The rumor mill went into overdrive over the weekend and into Monday morning: Justice Anthony Kennedy would retire. Justice Anthony Kennedy would not retire.
Kennedy, hosting a reunion for his clerks on June 24, addressed the speculation: “There has been a lot of speculation about … a certain announcement from me tonight,” he said, according to the blog Above the Law. “And that announcement is: the bar will remain open after the end of the formal program!”
On Monday morning, with paper in hand, the justice emerged from the red velvet curtain behind the high court bench along with his colleagues. Ten o’clock sharp, as always. Today was the final decision day of the term. Now what was on that paper?
The final day of the Supreme Court term almost always brings some drama with it—a rumored or surprise retirement, a landmark decision. The focus on this Monday was on Kennedy and whether the court would say something about President Donald Trump’s travel ban. (It did.)
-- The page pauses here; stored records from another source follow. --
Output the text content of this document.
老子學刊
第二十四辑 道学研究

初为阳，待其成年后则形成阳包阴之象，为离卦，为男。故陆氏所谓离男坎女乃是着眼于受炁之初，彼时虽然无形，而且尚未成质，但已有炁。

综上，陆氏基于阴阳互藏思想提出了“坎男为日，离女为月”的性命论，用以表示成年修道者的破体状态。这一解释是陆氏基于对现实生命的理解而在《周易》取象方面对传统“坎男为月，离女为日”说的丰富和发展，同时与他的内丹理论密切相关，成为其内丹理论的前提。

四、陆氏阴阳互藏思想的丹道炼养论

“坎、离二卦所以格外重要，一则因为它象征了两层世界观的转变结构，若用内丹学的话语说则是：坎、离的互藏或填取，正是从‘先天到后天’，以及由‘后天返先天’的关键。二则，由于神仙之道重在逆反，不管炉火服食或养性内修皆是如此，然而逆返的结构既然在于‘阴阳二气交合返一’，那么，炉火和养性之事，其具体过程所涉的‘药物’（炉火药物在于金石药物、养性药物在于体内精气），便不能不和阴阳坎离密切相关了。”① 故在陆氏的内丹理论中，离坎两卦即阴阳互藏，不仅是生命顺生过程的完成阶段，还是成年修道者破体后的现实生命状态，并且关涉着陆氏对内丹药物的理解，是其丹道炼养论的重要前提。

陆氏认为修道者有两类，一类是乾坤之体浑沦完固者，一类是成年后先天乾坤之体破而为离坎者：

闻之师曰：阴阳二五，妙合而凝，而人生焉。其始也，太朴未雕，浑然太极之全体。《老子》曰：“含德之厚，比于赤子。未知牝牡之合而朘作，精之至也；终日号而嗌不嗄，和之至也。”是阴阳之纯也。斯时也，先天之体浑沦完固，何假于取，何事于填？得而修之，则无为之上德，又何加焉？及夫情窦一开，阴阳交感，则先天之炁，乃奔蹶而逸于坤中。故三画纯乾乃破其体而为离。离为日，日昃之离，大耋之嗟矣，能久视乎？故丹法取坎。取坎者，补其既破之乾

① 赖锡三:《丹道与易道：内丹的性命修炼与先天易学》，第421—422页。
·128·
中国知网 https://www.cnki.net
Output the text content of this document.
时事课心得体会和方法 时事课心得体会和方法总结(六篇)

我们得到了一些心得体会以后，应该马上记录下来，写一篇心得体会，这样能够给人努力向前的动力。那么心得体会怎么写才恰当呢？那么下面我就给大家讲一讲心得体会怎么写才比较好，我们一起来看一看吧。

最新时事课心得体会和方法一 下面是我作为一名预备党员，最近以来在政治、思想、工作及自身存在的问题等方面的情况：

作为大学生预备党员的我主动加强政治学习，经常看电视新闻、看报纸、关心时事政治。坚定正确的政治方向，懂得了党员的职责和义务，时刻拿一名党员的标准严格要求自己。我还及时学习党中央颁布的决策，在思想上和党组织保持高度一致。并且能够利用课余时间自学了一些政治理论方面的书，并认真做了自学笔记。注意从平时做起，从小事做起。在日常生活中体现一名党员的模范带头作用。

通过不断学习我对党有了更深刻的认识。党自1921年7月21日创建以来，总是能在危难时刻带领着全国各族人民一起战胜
And sometimes on that final day, the justices’ faces telegraph how the last few weeks went behind the scenes. Who can forget Justice Stephen Breyer’s look of outrage as he read his dissent in the 2007 school desegregation decision or Chief Justice John Roberts Jr.’s clenched jaw as he, the majority author, listened? Or the sheer fatigue on many of their faces when the court announced the outcome of the first challenge to the Affordable Care Act?
On Monday, tourists filled most of the public seats behind the rail that separates them from seating for members of the Supreme Court bar. The visitors and their buses are all over Capitol Hill at this time of year. Only a smattering of lawyers showed up to take the bar seats, including end-of-term regular Arthur Spitzer, legal director of D.C.’s American Civil Liberties Union. Jordan Lorence of Alliance Defending Freedom sat there with colleagues awaiting the big church-state decision in Trinity Lutheran Church v. Comer.
Noel Francisco, still awaiting a U.S. Senate vote on his nomination as U.S. solicitor general, was in the bar audience. The acting solicitor general, Jeffrey Wall, took his traditional seat with members of his office at the lawyers’ table in front of the high court bench.
Some of the justices’ spouses usually show up for the final day, and this Monday was no different. Sitting in the justices’ guest seats to the right of the bench were Jane Roberts and the chief justice’s children; Breyer’s wife, Joanna; and Justice Clarence Thomas’ wife, Virginia.
Still, all eyes were on Kennedy who wore his usual somewhat stern, poker face that morning.
Thomas read a summary of the first opinion: Davila v. Davis, in which a 5-4 majority held that ineffective assistance of post-conviction counsel does not excuse the procedural default of ineffective assistance of appellate counsel claims. Kennedy then read a summary of a securities decision involving California’s largest public pension fund. Roberts read the majority opinion in Trinity while a relaxed Kennedy sipped from his mug and leaned back in his chair.
Because the justices read summaries of their opinions from junior to most senior justice (always the chief), it was evident with Roberts’ reading of Trinity Lutheran that at least one of three remaining cases would be reargued. Roberts announced a per curiam opinion vacating and remanding Hernandez v. Mesa, the border-shooting case. The court ordered rearguments in two immigration cases, Jennings v. Rodriguez and Sessions v. Dimaya.
Before gaveling in a recess until the first Monday in October, Roberts acknowledged two court employees who had recently retired and a new retirement. Reporters poised their pens—could this be the Kennedy announcement?
In what may have been a first in recent history, Roberts acknowledged the retirement of newsman Lyle Denniston after 69 years in journalism. Denniston’s career began at a small town newspaper in Nebraska. His 58 years covering the high court, Roberts noted, span many volumes of the U.S. Reports.
And then the justices were gone, until the first Monday in October.